Which looks pretty much the same. This layout uses 10bit ECC per 512 chunk of data.

It is important to keep the same layout for all software that interract with the NAND flash. This usually includes the ROM bootloader, the Linux kernel and the U-Boot bootloader. If the layout is not the same, the ECC checksums will not be found nor decoded correctly, which results in read errors.

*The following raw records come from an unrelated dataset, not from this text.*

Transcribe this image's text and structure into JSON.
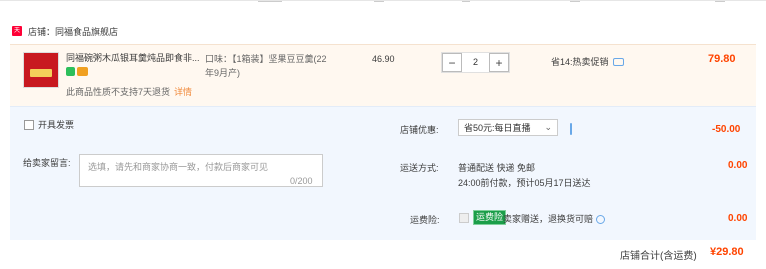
{
  "shop": {
    "icon_label": "天猫",
    "name": "店铺：同福食品旗舰店"
  },
  "item": {
    "title": "同福碗粥木瓜银耳羹炖品即食非...",
    "sku_line1": "口味：【1箱装】坚果豆豆羹(22",
    "sku_line2": "年9月产)",
    "unit_price": "46.90",
    "quantity": "2",
    "minus": "−",
    "plus": "+",
    "promo": "省14:热卖促销",
    "row_price": "79.80",
    "notice": "此商品性质不支持7天退货",
    "notice_link": "详情"
  },
  "invoice": {
    "label": "开具发票"
  },
  "message": {
    "label": "给卖家留言:",
    "placeholder": "选填，请先和商家协商一致，付款后商家可见",
    "count": "0/200"
  },
  "discount": {
    "label": "店铺优惠:",
    "selected": "省50元:每日直播",
    "amount": "-50.00"
  },
  "shipping": {
    "label": "运送方式:",
    "line1": "普通配送 快递 免邮",
    "line2": "24:00前付款，预计05月17日送达",
    "amount": "0.00"
  },
  "insurance": {
    "label": "运费险:",
    "tag": "运费险",
    "text": "卖家赠送，退换货可赔",
    "amount": "0.00"
  },
  "total": {
    "label": "店铺合计(含运费)",
    "value": "¥29.80"
  }
}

This is how the layout for this controller is represented in U-Boot [5]:

1#define CFG_SYS_NAND_ECCPOS		{				\
2				6, 7, 8, 9, 10, 11, 12, 13, 14, 15,	\
3				22, 23, 24, 25, 26, 27, 28, 29, 30, 31, \
4				38, 39, 40, 41, 42, 43, 44, 45, 46, 47, \
5				54, 55, 56, 57, 58, 59, 60, 61, 62, 63 }
6#define CFG_SYS_NAND_ECCSIZE		512
7#define CFG_SYS_NAND_ECCBYTES	10

And how it is represented in the Linux kernel:

 1static int hwecc4_ooblayout_large_free(struct mtd_info* mtd, int section,
 2                                      struct mtd_oob_region* oobregion)
 3{
 4       struct nand_device * nand = mtd_to_nanddev(mtd);
 5       unsigned int total_ecc_bytes = nand->ecc.ctx.total;
 6       int nregions = total_ecc_bytes / 10;
 7
 8       if (section >= nregions)
 9               return -ERANGE;
10
11       oobregion->offset = (section * 16) + 6;
12       oobregion->length = 10;
13
14       return 0;
15}
16
17static int hwecc4_ooblayout_large_free(struct mtd_info * mtd, int section,
18                                      struct mtd_oob_region * oobregion)
19{
20       struct nand_device * nand = mtd_to_nanddev(mtd);
21       unsigned int total_ecc_bytes = nand->ecc.ctx.total;
22       int nregions = total_ecc_bytes / 10;
23
24       if (section >= (nregions - 1))
25               return -ERANGE;
26
27       oobregion->offset = ((section + 1) * 16);
28       oobregion->length = 6;
29
30       return 0;
31}
32
33static const struct mtd_ooblayout_ops hwecc4_large_ooblayout_ops = {
34       .ecc = hwecc4_ooblayout_large_ecc,
35       .free = hwecc4_ooblayout_large_free,
36};

Surprisingly enough, this ECC layout was not supported in the Linux kernel but something I had to submit. It will be included in Linux 6.14 [6].

Summary

This is normally nothing you have to think of. Linux and many bootloaders already supports various NAND controllers and ECC-layouts so you only have to set which ECC mode you intend to use.

But sometimes that is not the case and you have to dig into the datasheet to figure out how the ECC is calculated and how it is stored in the NAND flash. Then it is better to know what you are looking for and how to intepret it.